[comp.sys.sgi] Where's the SPARK in my SPARC????

corkum@csri.toronto.edu (Brent Thomas Corkum) (02/22/91)

We have 2 4D/25's and have just recieved a new SUN SPARCstation 2 GX in order to
port some C code from the Iris to the Sun. Our code is a boundary element 
stress analysis program, similar to finite elements in that you assemble
a matrix and solve it etc. Anyways, I ported my code, had to thange it
to K&R from Ansi because the default compiler that comes with the SUN
doesn't support Ansi (yet!!). So I compiled the program and ran it, and
did I get a surprise, it ran 6.5 times slower than the 4D/25. I thought the
SPARC2 was suppose to be 2-3 times faster in FLOPS.

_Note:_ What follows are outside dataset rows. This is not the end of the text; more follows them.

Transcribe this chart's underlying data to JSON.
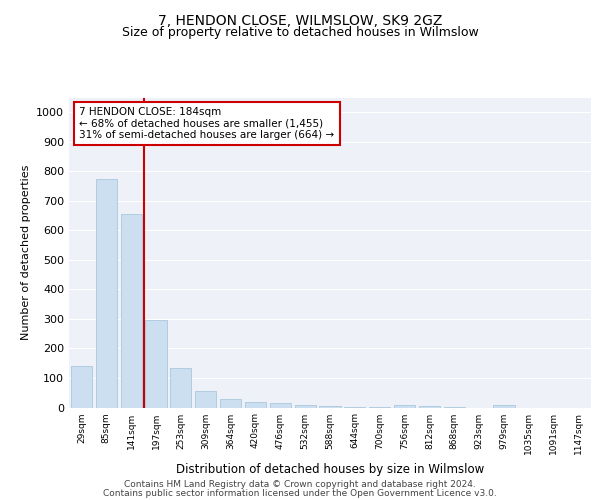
{
  "title": "7, HENDON CLOSE, WILMSLOW, SK9 2GZ",
  "subtitle": "Size of property relative to detached houses in Wilmslow",
  "xlabel": "Distribution of detached houses by size in Wilmslow",
  "ylabel": "Number of detached properties",
  "bar_color": "#ccdff0",
  "bar_edge_color": "#a0c0dc",
  "categories": [
    "29sqm",
    "85sqm",
    "141sqm",
    "197sqm",
    "253sqm",
    "309sqm",
    "364sqm",
    "420sqm",
    "476sqm",
    "532sqm",
    "588sqm",
    "644sqm",
    "700sqm",
    "756sqm",
    "812sqm",
    "868sqm",
    "923sqm",
    "979sqm",
    "1035sqm",
    "1091sqm",
    "1147sqm"
  ],
  "values": [
    140,
    775,
    655,
    295,
    135,
    57,
    28,
    18,
    14,
    7,
    5,
    3,
    3,
    8,
    5,
    1,
    0,
    7,
    0,
    0,
    0
  ],
  "property_line_x": 2.5,
  "annotation_line1": "7 HENDON CLOSE: 184sqm",
  "annotation_line2": "← 68% of detached houses are smaller (1,455)",
  "annotation_line3": "31% of semi-detached houses are larger (664) →",
  "annotation_box_color": "#ffffff",
  "annotation_box_edge_color": "#cc0000",
  "vline_color": "#cc0000",
  "ylim": [
    0,
    1050
  ],
  "yticks": [
    0,
    100,
    200,
    300,
    400,
    500,
    600,
    700,
    800,
    900,
    1000
  ],
  "bg_color": "#eef2f8",
  "grid_color": "#ffffff",
  "footer_line1": "Contains HM Land Registry data © Crown copyright and database right 2024.",
  "footer_line2": "Contains public sector information licensed under the Open Government Licence v3.0.",
  "title_fontsize": 10,
  "subtitle_fontsize": 9
}
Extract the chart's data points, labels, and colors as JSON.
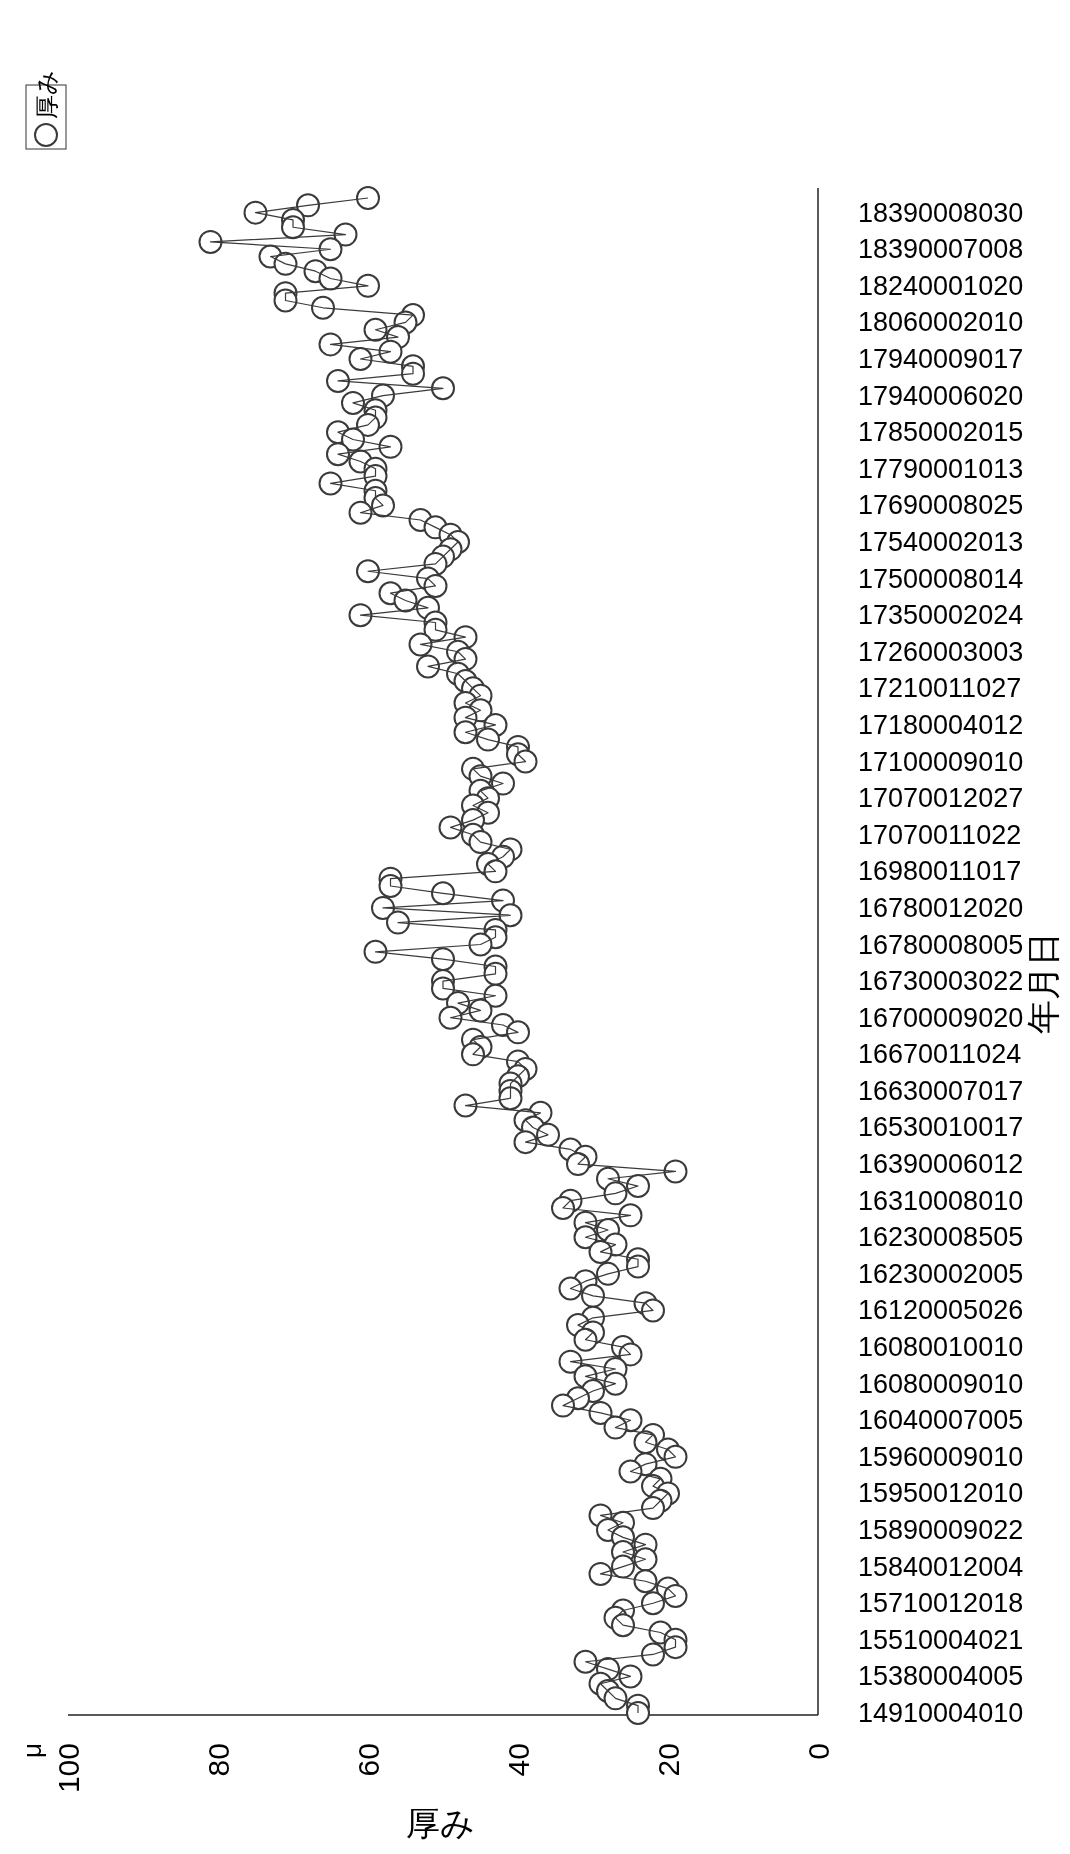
{
  "chart_data": {
    "type": "line",
    "orientation": "horizontal",
    "xlabel": "厚み",
    "ylabel": "年月日",
    "annotations": [
      "μ"
    ],
    "legend": "top left",
    "marker": "circle",
    "line_style": "solid",
    "grid": false,
    "xlim": [
      100,
      0
    ],
    "xticks": [
      100,
      80,
      60,
      40,
      20,
      0
    ],
    "categories": [
      null,
      null,
      "18390008030",
      null,
      null,
      null,
      null,
      "18390007008",
      null,
      null,
      null,
      null,
      "18240001020",
      null,
      null,
      null,
      null,
      "18060002010",
      null,
      null,
      null,
      null,
      "17940009017",
      null,
      null,
      null,
      null,
      "17940006020",
      null,
      null,
      null,
      null,
      "17850002015",
      null,
      null,
      null,
      null,
      "17790001013",
      null,
      null,
      null,
      null,
      "17690008025",
      null,
      null,
      null,
      null,
      "17540002013",
      null,
      null,
      null,
      null,
      "17500008014",
      null,
      null,
      null,
      null,
      "17350002024",
      null,
      null,
      null,
      null,
      "17260003003",
      null,
      null,
      null,
      null,
      "17210011027",
      null,
      null,
      null,
      null,
      "17180004012",
      null,
      null,
      null,
      null,
      "17100009010",
      null,
      null,
      null,
      null,
      "17070012027",
      null,
      null,
      null,
      null,
      "17070011022",
      null,
      null,
      null,
      null,
      "16980011017",
      null,
      null,
      null,
      null,
      "16780012020",
      null,
      null,
      null,
      null,
      "16780008005",
      null,
      null,
      null,
      null,
      "16730003022",
      null,
      null,
      null,
      null,
      "16700009020",
      null,
      null,
      null,
      null,
      "16670011024",
      null,
      null,
      null,
      null,
      "16630007017",
      null,
      null,
      null,
      null,
      "16530010017",
      null,
      null,
      null,
      null,
      "16390006012",
      null,
      null,
      null,
      null,
      "16310008010",
      null,
      null,
      null,
      null,
      "16230008505",
      null,
      null,
      null,
      null,
      "16230002005",
      null,
      null,
      null,
      null,
      "16120005026",
      null,
      null,
      null,
      null,
      "16080010010",
      null,
      null,
      null,
      null,
      "16080009010",
      null,
      null,
      null,
      null,
      "16040007005",
      null,
      null,
      null,
      null,
      "15960009010",
      null,
      null,
      null,
      null,
      "15950012010",
      null,
      null,
      null,
      null,
      "15890009022",
      null,
      null,
      null,
      null,
      "15840012004",
      null,
      null,
      null,
      null,
      "15710012018",
      null,
      null,
      null,
      null,
      "15510004021",
      null,
      null,
      null,
      null,
      "15380004005",
      null,
      null,
      null,
      null,
      "14910004010"
    ],
    "series": [
      {
        "name": "厚み",
        "color": "#3a3a3a",
        "values": [
          60,
          68,
          75,
          70,
          70,
          63,
          81,
          65,
          73,
          71,
          67,
          65,
          60,
          71,
          71,
          66,
          54,
          55,
          59,
          56,
          65,
          57,
          61,
          54,
          54,
          64,
          50,
          58,
          62,
          59,
          59,
          60,
          64,
          62,
          57,
          64,
          61,
          59,
          59,
          65,
          59,
          59,
          58,
          61,
          53,
          51,
          49,
          48,
          49,
          50,
          51,
          60,
          52,
          51,
          57,
          55,
          52,
          61,
          51,
          51,
          47,
          53,
          48,
          47,
          52,
          48,
          47,
          46,
          45,
          47,
          45,
          47,
          43,
          47,
          44,
          40,
          40,
          39,
          46,
          45,
          42,
          45,
          44,
          46,
          44,
          46,
          49,
          46,
          45,
          41,
          42,
          44,
          43,
          57,
          57,
          50,
          42,
          58,
          41,
          56,
          43,
          43,
          45,
          59,
          50,
          43,
          43,
          50,
          50,
          43,
          48,
          45,
          49,
          42,
          40,
          46,
          45,
          46,
          40,
          39,
          40,
          41,
          41,
          41,
          47,
          37,
          39,
          38,
          36,
          39,
          33,
          31,
          32,
          19,
          28,
          24,
          27,
          33,
          34,
          25,
          31,
          28,
          31,
          27,
          29,
          24,
          24,
          28,
          31,
          33,
          30,
          23,
          22,
          30,
          32,
          30,
          31,
          26,
          25,
          33,
          27,
          31,
          27,
          30,
          32,
          34,
          29,
          25,
          27,
          22,
          23,
          20,
          19,
          23,
          25,
          21,
          22,
          20,
          21,
          22,
          29,
          26,
          28,
          26,
          23,
          26,
          23,
          26,
          29,
          23,
          20,
          19,
          22,
          26,
          27,
          26,
          21,
          19,
          19,
          22,
          31,
          28,
          25,
          29,
          28,
          27,
          24,
          24
        ]
      }
    ]
  }
}
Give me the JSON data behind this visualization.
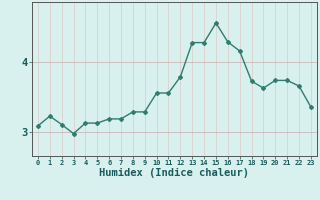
{
  "x": [
    0,
    1,
    2,
    3,
    4,
    5,
    6,
    7,
    8,
    9,
    10,
    11,
    12,
    13,
    14,
    15,
    16,
    17,
    18,
    19,
    20,
    21,
    22,
    23
  ],
  "y": [
    3.08,
    3.22,
    3.1,
    2.97,
    3.12,
    3.12,
    3.18,
    3.18,
    3.28,
    3.28,
    3.55,
    3.55,
    3.78,
    4.27,
    4.27,
    4.55,
    4.28,
    4.15,
    3.72,
    3.62,
    3.73,
    3.73,
    3.65,
    3.35
  ],
  "line_color": "#2e7d6e",
  "marker": "D",
  "marker_size": 2.0,
  "line_width": 1.0,
  "xlabel": "Humidex (Indice chaleur)",
  "xlabel_fontsize": 7.5,
  "yticks": [
    3,
    4
  ],
  "ylim": [
    2.65,
    4.85
  ],
  "xlim": [
    -0.5,
    23.5
  ],
  "xticks": [
    0,
    1,
    2,
    3,
    4,
    5,
    6,
    7,
    8,
    9,
    10,
    11,
    12,
    13,
    14,
    15,
    16,
    17,
    18,
    19,
    20,
    21,
    22,
    23
  ],
  "bg_color": "#d8f0ee",
  "grid_color_v": "#dcc8c8",
  "grid_color_h": "#c8b8b8"
}
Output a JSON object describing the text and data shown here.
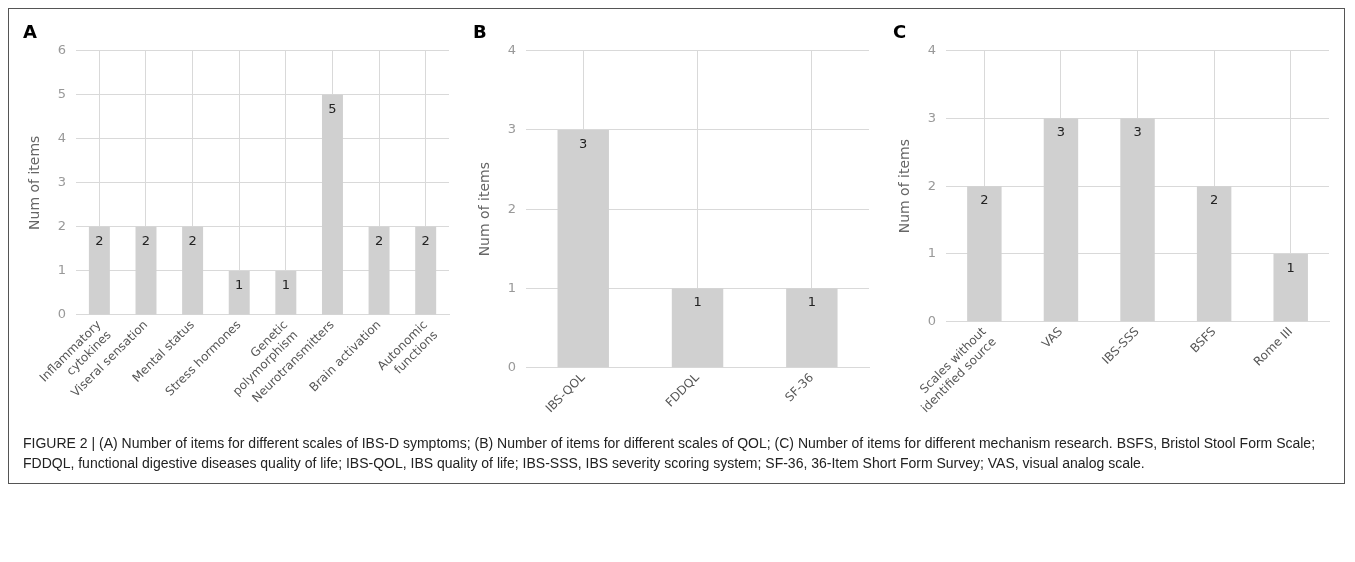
{
  "chart_data": [
    {
      "type": "bar",
      "title": "A",
      "ylabel": "Num of items",
      "categories": [
        "Inflammatory cytokines",
        "Viseral sensation",
        "Mental status",
        "Stress hormones",
        "Genetic polymorphism",
        "Neurotransmitters",
        "Brain activation",
        "Autonomic functions"
      ],
      "values": [
        2,
        2,
        2,
        1,
        1,
        5,
        2,
        2
      ],
      "color": "#d0d0d0",
      "ylim": [
        0,
        6
      ],
      "yticks": [
        0,
        1,
        2,
        3,
        4,
        5,
        6
      ],
      "grid": true,
      "data_labels": true
    },
    {
      "type": "bar",
      "title": "B",
      "ylabel": "Num of items",
      "categories": [
        "IBS-QOL",
        "FDDQL",
        "SF-36"
      ],
      "values": [
        3,
        1,
        1
      ],
      "color": "#d0d0d0",
      "ylim": [
        0,
        4
      ],
      "yticks": [
        0,
        1,
        2,
        3,
        4
      ],
      "grid": true,
      "data_labels": true
    },
    {
      "type": "bar",
      "title": "C",
      "ylabel": "Num of items",
      "categories": [
        "Scales without identified source",
        "VAS",
        "IBS-SSS",
        "BSFS",
        "Rome III"
      ],
      "values": [
        2,
        3,
        3,
        2,
        1
      ],
      "color": "#d0d0d0",
      "ylim": [
        0,
        4
      ],
      "yticks": [
        0,
        1,
        2,
        3,
        4
      ],
      "grid": true,
      "data_labels": true,
      "annotations": [
        "FIGURE 2 | (A) Number of items for different scales of IBS-D symptoms; (B) Number of items for different scales of QOL; (C) Number of items for different mechanism research. BSFS, Bristol Stool Form Scale; FDDQL, functional digestive diseases quality of life; IBS-QOL, IBS quality of life; IBS-SSS, IBS severity scoring system; SF-36, 36-Item Short Form Survey; VAS, visual analog scale."
      ]
    }
  ]
}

Now for some information on what I did, I used the following compile statements


cc -float *.c -lm -o compute          -> SGI
cc -fsingle *.c -lm -o compute        -> SUN

Both machines have 16MB of memory and no swapping is occurring. I use floats
instead of doubles (thats why the -float and -fsingle). I'm using the 
default C compiler that comes with the SUN, but would like some information
regarding other C compilers if I can't get this straightened out.

Well, in an effort to make some sense of this problem I wrote a simple
test program to test performance. 

main()
{
  int i,j;
  float val,pi;

  pi = 3.141592654;
  val = 0.0;

  for(i=0;i<5000;++i){
    for(j=0;j<5000;++j){
      val += pi;
      val *= pi;
      val /= pi;
      val -= pi;
    }
  }
}

with the following results for float variables:

IRIS:

cc -float bm.c -o bmfs         42.8 sec cpu time (using "time bmfs").

SUN:

cc -fsingle bm.c -o bmfs         47.7 sec cpu time (using "time bmfs").


Now based on these the SGI is still a little faster ,not 6.5 times, 
but still faster. I would have expected the SUN to be at least twice
as fast. 

Now I tried the same program with double variables and guess what, the
SUN started performing a little better.

IRIS:

cc bm.c -o bm         74.0 sec cpu time (using "time bm").

SUN:

cc bm.c -o bm         62.8 sec cpu time (using "time bm").


Well not twice as fast but right now I'd take equality for my application.
Anyways, what this means , I don't know, I'm just a Civil Engineer trying
to run a stress analysis. 

So if someone out there can explain to me why all this is, it would
be much appreciated.  So far the SPARC is just taking up valuable
space, and I don't need anymore doorstops!

Brent Corkum
Civil Engineering
University of Toronto
Toronto Canada
corkum@boulder.civ.toronto.edu

gumby@Cygnus.COM (David Vinayak Wallace) (02/22/91)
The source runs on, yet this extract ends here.